The researchers examined the brain scans of the participants to look at how structurally sound the white matter was. One way they did this was by looking for lesions called "white matter hyperintensities," which are common in older people.
The results showed that the more people engaged in moderate or vigorous exercise, the fewer white-matter lesions they had.
The findings may explain why researchers have found links between exercising and better cognitive function among people of older ages in previous studies. The new results suggest that increasing physical activity and avoiding a sedentary lifestyle could be beneficial for brain health, the researchers said.
The researchers also found that light physical activities, such as housework and gardening, was related to how structurally sound people's white matter was in some parts of the brain. The more people engaged in light physical activities, the more structurally sound their white matter was in the temporal lobe, a part of the brain that lies behind the ears and is involved in memory and language.

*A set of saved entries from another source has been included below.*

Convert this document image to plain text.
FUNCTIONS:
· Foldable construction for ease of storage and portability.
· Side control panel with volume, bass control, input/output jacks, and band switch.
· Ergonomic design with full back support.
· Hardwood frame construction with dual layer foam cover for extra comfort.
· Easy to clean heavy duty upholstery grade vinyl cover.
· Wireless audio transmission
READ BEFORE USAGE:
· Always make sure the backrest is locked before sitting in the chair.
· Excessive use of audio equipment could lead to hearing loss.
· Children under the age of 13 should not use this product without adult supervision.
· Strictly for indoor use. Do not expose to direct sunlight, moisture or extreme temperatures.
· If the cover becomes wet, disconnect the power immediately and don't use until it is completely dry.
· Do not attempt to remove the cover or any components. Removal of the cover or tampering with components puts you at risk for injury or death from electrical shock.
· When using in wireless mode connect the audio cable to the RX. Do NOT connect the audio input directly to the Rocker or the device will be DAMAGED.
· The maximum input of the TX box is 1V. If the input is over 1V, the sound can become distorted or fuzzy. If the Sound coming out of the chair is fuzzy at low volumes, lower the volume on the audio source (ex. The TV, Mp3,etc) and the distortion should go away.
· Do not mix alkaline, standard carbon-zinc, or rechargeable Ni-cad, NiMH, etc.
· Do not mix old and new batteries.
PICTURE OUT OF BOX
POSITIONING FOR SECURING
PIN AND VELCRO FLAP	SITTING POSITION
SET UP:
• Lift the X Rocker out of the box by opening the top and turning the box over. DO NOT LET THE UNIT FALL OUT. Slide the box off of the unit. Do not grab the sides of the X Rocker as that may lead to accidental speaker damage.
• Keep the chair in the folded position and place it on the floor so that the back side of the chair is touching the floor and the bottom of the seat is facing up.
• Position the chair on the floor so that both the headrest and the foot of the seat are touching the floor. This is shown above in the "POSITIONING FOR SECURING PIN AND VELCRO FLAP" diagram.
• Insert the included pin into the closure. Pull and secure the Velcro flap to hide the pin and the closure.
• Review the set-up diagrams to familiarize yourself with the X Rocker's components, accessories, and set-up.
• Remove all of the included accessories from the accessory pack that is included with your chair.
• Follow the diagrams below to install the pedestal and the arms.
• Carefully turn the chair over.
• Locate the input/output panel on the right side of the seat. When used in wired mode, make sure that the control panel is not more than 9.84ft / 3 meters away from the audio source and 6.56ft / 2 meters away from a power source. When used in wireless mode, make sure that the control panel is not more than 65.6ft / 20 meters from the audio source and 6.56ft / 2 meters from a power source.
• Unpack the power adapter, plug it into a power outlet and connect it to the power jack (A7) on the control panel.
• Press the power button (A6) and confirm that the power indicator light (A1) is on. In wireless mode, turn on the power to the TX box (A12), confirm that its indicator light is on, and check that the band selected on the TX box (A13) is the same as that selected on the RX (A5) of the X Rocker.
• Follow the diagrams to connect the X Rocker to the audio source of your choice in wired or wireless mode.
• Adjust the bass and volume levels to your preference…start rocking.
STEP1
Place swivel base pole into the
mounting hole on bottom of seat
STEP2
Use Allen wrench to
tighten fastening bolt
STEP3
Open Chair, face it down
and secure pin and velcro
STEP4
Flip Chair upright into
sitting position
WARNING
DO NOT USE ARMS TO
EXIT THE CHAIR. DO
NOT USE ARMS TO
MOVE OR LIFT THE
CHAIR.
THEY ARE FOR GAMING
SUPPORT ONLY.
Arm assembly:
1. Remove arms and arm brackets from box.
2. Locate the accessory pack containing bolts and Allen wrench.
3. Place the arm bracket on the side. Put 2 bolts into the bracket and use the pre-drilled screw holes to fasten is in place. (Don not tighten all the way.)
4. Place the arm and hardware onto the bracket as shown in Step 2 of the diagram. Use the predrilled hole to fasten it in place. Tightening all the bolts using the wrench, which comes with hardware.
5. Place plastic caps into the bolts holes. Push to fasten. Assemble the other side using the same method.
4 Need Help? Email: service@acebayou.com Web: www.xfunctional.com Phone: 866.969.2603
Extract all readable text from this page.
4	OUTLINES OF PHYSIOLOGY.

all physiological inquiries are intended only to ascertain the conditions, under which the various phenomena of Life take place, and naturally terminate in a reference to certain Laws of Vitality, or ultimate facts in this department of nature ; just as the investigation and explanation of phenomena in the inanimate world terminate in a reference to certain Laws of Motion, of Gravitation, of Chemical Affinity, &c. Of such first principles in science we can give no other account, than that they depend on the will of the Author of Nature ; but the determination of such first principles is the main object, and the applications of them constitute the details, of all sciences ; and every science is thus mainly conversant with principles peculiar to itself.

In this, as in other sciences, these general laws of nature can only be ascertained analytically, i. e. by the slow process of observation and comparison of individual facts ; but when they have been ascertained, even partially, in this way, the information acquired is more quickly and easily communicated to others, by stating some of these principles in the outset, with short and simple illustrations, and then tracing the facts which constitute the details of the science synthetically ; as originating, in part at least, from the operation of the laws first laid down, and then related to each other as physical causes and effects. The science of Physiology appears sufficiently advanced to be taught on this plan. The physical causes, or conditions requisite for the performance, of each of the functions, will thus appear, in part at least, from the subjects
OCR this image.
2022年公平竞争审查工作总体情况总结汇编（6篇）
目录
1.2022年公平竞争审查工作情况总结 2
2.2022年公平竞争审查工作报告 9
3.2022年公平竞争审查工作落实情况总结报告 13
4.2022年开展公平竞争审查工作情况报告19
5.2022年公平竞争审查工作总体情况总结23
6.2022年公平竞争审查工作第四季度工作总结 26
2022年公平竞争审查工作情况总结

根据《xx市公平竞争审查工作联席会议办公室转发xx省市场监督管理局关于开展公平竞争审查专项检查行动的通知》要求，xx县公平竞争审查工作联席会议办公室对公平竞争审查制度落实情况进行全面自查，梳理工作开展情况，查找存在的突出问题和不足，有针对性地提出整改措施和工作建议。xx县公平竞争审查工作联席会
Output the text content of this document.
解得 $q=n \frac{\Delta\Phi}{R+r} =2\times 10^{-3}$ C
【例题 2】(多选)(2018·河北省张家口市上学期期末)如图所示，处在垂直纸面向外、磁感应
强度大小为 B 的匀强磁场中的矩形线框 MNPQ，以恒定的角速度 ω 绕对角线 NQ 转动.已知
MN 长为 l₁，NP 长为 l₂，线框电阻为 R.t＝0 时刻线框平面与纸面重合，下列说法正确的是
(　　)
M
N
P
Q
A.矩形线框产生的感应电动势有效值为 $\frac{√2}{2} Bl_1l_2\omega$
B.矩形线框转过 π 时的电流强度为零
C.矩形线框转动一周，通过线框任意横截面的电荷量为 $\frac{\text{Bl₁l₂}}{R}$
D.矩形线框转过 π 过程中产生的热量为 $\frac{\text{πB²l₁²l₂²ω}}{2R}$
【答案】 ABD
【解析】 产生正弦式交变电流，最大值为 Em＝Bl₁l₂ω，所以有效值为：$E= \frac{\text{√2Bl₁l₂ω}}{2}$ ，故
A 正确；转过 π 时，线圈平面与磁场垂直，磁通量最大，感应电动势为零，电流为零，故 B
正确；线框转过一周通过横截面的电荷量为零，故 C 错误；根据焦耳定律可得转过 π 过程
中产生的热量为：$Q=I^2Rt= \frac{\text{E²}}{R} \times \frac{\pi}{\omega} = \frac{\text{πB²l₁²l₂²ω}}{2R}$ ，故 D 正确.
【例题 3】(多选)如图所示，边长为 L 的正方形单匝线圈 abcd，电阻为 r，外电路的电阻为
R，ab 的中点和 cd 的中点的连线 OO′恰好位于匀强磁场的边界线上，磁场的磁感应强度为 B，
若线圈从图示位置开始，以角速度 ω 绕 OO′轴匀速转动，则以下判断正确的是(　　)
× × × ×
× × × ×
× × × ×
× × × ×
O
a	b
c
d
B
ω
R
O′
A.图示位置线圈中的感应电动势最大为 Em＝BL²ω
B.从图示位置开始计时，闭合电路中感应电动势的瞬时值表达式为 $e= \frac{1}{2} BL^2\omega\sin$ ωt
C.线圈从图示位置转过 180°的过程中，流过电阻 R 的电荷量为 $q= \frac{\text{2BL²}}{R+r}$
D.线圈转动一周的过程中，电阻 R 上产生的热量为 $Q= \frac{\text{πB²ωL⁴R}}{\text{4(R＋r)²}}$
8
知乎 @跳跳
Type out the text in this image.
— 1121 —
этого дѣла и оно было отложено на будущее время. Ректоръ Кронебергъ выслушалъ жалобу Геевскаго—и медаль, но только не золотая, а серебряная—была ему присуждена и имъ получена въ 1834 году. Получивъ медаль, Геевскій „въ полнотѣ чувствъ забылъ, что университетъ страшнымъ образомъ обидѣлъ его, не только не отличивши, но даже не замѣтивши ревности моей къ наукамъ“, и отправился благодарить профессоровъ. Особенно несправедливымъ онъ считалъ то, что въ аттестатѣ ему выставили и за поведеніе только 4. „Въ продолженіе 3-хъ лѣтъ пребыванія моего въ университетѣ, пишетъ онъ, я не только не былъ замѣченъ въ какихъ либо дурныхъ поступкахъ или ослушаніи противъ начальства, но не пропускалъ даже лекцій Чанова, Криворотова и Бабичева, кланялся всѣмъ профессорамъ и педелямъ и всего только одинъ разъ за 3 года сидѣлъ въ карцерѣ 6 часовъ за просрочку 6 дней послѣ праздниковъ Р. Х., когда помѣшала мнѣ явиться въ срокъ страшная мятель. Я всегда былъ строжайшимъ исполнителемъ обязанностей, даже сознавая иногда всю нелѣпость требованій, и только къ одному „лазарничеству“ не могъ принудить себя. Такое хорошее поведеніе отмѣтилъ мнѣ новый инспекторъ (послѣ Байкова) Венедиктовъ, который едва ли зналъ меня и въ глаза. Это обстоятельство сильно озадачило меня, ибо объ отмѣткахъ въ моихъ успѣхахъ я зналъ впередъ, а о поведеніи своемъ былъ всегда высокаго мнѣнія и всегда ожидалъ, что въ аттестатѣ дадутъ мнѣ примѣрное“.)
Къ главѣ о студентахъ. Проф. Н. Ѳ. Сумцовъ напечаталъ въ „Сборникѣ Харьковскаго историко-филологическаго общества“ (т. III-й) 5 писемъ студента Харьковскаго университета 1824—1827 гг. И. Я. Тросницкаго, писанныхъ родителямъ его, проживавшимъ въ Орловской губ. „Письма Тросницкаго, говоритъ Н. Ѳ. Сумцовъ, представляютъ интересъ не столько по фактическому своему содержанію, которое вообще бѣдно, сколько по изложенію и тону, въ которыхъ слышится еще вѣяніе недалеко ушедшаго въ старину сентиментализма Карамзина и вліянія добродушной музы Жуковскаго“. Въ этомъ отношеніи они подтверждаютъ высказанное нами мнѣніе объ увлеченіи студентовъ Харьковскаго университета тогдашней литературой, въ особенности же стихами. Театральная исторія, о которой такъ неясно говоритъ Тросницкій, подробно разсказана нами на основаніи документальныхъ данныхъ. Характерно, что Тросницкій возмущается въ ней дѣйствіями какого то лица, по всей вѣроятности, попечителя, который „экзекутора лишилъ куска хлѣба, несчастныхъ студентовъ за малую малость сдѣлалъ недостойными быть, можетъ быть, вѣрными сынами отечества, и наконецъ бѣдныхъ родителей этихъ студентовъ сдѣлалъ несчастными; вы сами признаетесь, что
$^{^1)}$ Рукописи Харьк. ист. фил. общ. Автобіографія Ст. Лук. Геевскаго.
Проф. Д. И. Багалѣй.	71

In contrast, the more time people spent sitting, the more they showed lower structural soundness in the white-matter tracts connecting the hippocampus, a brain area important for learning and memory, according to the study published Sept. 17 in the journal PLOS ONE.
The link held even when the researchers adjusted the results for participants' age, gender and fitness level.
It's not entirely known how exercising may protect the aging brain from wear and tear, the researchers said. But it is possible that fitness and physical activity counteract the age-related vascular changes that are involved in the development of white-matter lesions, they said.